After seven minutes of this I was ready to slow my breathing pace down a bit when I pressed play on the drumming track I had downloaded. I cruised along with the simple beat, feeling my body as it moved with a naturally rising and falling breath, but before long I felt like keeping pace with the drum beats and I was breathing fast again, remembering the rapid-breathing used in holotropic (and other types of) breathwork sessions, and I started to feel tingling sensations throughout my body, stronger than the tingling I am familiar with from breathwork.

Intrigued, I slowed my breath down and the tingling went away. The pace of the beat could not have been faster than the pranayama ratio of the Box Breath, yet I was experiencing what I suppose are symptoms of hyperventilation these tingles and an increased body temperature only minutes into the drumming track, so I’m guessing the drums combined with the breathing had a distinct physiological effect.

I don’t mean to over-analyse it too much, but that’s what I was doing during the journey anyway, so reporting on that is valid here too: I have an over-analytic mind as it is, and I haven’t been doing any mindfulness practice at all for months, so it’s not surprising that my mind would be racing to keep up with these new experiences, skeptically writing them off as merely symptoms of hyperventilation.

I suppose that when I become more accustomed to journeying and if I combine the practice with a regular mindfulness meditation, I will be able to let go of my conscious reasoning more and enter deeper into the unconscious.

Another interesting element of the experience is that the lavender oil on my skin smelled remarkable reminiscent of three olfactory hallucinations I have experienced during breathwork and love-making, which I have generally referred to as experiencing the ‘scent of the buddha’, a phrase/concept borrowed from the teachings of Osho …

… I can’t go into the details of those hallucinations right now, and it is enough to say that

I am only now beginning to learn that we can hallucinate with our noses as well as with our eyes and other sense organs. I mean, I have had the above experience of these, but I am just now beginning to learn that these are verified elements of hallucination.
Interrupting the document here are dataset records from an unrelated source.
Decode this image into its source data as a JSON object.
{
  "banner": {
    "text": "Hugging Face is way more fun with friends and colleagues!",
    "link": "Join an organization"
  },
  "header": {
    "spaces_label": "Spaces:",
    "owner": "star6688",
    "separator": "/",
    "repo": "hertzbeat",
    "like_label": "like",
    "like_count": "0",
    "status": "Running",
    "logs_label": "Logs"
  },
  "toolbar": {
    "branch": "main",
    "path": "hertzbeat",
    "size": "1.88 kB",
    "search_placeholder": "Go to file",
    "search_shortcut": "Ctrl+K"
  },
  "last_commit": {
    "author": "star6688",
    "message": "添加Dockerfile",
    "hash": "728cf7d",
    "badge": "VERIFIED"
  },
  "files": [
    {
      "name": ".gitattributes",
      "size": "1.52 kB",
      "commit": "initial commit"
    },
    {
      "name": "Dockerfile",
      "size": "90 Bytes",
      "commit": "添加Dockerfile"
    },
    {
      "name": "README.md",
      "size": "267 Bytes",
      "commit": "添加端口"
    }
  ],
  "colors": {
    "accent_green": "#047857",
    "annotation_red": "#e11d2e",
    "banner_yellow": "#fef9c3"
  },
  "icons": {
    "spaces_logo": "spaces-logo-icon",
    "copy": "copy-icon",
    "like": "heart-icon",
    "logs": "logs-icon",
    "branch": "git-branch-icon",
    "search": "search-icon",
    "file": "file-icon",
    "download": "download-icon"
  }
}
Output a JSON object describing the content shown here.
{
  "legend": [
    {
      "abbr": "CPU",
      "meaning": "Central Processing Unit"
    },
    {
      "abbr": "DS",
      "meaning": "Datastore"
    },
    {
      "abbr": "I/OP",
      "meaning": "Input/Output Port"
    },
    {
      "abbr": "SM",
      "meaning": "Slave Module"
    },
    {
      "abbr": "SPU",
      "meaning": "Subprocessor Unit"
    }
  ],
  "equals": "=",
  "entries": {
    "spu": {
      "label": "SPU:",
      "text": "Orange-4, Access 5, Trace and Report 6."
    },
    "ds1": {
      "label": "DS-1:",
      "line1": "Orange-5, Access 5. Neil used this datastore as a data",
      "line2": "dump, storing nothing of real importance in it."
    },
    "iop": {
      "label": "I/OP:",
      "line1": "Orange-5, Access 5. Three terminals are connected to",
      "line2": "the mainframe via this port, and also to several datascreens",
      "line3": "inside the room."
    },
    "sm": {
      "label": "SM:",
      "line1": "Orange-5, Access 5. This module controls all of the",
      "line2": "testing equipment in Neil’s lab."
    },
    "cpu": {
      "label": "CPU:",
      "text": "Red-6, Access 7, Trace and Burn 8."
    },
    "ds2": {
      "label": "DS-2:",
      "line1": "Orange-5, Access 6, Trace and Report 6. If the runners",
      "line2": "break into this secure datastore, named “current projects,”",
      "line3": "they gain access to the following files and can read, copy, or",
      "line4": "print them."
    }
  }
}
I’m wary of the term ‘hallucination’, and it would perhaps be better to say that I ‘imagined’ the scent of the buddha during my earlier experiences,

but anyway, the scent of the lavender oil on my skin today was the same as those imaginary smells of my three earlier experiences.

Those three times I was almost certain there were no essential oils involved (the first two times were with therapists who might have been using oils ~ the third time was with a lover who definitely wasn’t, and neither was I), so I had pencilled them up as hallucinatory or mystical or divine or something.

Now that I’ve experienced the exact same smell when I know for sure that I was using lavender oil, I feel uncertain about my former conviction that oils were not used in the first two instances.

Basically, this olfactory element amounts to another experience that challenges the reliability of the senses, which was a major theme of the insights I had during my spiritual emergency in January 2017.

Ultimately though, the most resounding element of the experiment was how it changed my state of mind from being anxious and tired to being relaxed and energised ~ it was like a super-charged meditation! Actually it was more akin to being yoga drunk ~ I don’t think I’ve ever emerged from a seated meditation session feeling as profoundly transformed out of stress into relaxation. Maybe the purpose of shamanic journeying is not to relax, but surely relaxation is a fundamental pre-requisite of successful shamanic journeying, the same as it is for good meditation and yoga.

So there you have it ~ my first brain dump about my first experiment with shamanic journeying.